Wednesday, January 25, 2017

Toss the Tam in Honor the Life of Mary Tyler Moore

Mary Tyler Moore on Life



Actress Mary Tyler Moore died at the age of 80 in Greenwich, Connecticut from complications stemming from pneumonia.  Moore had battled adult onset diabetes for decades and in 2011 she had undergone elective brain surgery to remove a benign meningioma.  

While Moore had several notable silver screen roles, including an Academy Award nominated performance in the drama Ordinary People (1981), she is best remembered as an actor for starring in two extremely successful television situation comedies, The Dick Van Dyke Show (1961-1966) and the eponymous Mary Tyler Moore Show (1970-1977).  

Moore and her husband Grant Tinker ran a production company which spawned many successful television series, such as the Mary Tyler Moore Show and its spin offs Rhoda, Lou Grant, Phyllis along with The Bob Newhart Show and WKRP in Cincinnati. 

The Mary Tyler Moore show depicted a thirty something news writer working in a television newsroom in Minneapolis, Minnesota.  At the time, it was daring to feature a career woman trying to make it on her own.  The opening credits famously finished with an exhuberant Moore tossing her tam in the air in a crosswalk, as a valedictory gesture that "you're going to make it after all".

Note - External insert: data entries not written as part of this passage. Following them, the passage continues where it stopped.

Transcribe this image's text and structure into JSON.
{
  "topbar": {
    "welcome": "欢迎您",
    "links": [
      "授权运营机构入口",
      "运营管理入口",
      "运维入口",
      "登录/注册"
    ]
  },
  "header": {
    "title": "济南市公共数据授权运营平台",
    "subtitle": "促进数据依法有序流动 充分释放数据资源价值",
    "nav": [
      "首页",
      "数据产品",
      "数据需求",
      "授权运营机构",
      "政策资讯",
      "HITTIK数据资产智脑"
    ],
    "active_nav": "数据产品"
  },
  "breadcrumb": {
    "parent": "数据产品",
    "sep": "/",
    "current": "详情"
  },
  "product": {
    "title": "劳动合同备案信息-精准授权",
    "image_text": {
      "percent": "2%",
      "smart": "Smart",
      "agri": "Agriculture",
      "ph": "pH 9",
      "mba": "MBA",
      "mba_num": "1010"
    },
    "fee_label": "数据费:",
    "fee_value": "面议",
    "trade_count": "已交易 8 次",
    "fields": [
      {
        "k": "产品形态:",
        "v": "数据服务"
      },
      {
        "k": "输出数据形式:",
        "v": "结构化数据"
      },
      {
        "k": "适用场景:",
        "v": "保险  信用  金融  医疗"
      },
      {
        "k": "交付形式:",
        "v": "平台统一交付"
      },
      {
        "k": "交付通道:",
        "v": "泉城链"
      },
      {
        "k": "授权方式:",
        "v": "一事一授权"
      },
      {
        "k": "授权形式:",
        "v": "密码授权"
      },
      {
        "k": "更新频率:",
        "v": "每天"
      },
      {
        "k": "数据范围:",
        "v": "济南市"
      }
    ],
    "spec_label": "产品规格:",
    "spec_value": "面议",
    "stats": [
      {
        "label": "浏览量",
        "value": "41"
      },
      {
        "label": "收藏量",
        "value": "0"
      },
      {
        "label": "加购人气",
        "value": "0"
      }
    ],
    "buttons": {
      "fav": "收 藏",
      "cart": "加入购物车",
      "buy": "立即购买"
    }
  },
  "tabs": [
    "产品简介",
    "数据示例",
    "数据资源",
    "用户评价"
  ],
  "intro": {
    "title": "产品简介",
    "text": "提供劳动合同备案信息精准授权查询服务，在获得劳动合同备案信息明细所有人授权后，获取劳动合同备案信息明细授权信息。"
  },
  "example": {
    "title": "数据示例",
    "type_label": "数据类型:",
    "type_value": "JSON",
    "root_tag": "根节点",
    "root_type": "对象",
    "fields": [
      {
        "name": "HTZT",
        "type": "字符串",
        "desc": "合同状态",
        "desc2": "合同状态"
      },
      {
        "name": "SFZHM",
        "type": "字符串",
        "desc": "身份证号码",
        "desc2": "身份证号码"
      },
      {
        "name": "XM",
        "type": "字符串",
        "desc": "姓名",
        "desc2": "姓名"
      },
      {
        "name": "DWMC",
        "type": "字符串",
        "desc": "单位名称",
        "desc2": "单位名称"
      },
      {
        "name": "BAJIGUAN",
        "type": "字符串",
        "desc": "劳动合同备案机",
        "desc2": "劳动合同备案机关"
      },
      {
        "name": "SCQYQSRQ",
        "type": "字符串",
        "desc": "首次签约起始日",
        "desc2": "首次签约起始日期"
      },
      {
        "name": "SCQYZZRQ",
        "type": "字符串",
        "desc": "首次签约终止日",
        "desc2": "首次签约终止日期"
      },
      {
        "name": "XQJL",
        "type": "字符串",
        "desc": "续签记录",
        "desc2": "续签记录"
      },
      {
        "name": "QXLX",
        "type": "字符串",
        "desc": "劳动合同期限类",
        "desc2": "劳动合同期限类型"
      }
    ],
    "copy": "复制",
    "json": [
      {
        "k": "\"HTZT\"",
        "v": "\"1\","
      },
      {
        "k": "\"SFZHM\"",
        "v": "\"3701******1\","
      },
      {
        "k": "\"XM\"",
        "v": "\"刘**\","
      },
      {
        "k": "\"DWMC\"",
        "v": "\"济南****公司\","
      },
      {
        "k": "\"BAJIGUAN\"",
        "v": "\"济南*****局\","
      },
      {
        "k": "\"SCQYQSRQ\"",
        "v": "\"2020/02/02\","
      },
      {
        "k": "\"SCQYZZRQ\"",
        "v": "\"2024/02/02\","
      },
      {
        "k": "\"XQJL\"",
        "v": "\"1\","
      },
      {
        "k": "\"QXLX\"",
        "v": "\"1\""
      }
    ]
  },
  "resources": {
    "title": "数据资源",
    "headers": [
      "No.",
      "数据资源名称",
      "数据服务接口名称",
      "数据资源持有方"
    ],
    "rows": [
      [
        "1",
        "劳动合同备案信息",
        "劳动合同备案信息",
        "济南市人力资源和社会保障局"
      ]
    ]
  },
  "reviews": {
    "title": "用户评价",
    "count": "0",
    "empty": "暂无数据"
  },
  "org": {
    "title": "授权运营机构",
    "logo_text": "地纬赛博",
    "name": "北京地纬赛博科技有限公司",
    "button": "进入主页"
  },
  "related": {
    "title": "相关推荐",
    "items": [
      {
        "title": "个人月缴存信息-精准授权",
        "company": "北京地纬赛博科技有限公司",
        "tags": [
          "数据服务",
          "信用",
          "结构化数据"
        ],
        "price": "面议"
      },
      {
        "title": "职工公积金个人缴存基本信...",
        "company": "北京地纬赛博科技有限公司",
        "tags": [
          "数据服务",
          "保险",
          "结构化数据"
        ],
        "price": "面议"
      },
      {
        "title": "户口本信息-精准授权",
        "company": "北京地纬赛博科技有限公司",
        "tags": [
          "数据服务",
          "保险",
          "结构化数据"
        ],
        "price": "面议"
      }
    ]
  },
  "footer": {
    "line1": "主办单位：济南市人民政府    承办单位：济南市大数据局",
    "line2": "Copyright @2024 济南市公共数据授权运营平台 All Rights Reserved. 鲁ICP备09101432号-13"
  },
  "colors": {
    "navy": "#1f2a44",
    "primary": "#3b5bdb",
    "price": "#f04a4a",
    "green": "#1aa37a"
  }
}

The iconic sequence was immortalized in bronze by TV Land in 2002 as street art near a shopping center.  The statute is currently on location at a Visitors Center in Minneapolis while the sidewalks are being repaired.

In honor of Ms. Moore's passing, it is right to figuratively toss our tams and fondly remember one who turned the world on with her smile and know that she made it after all.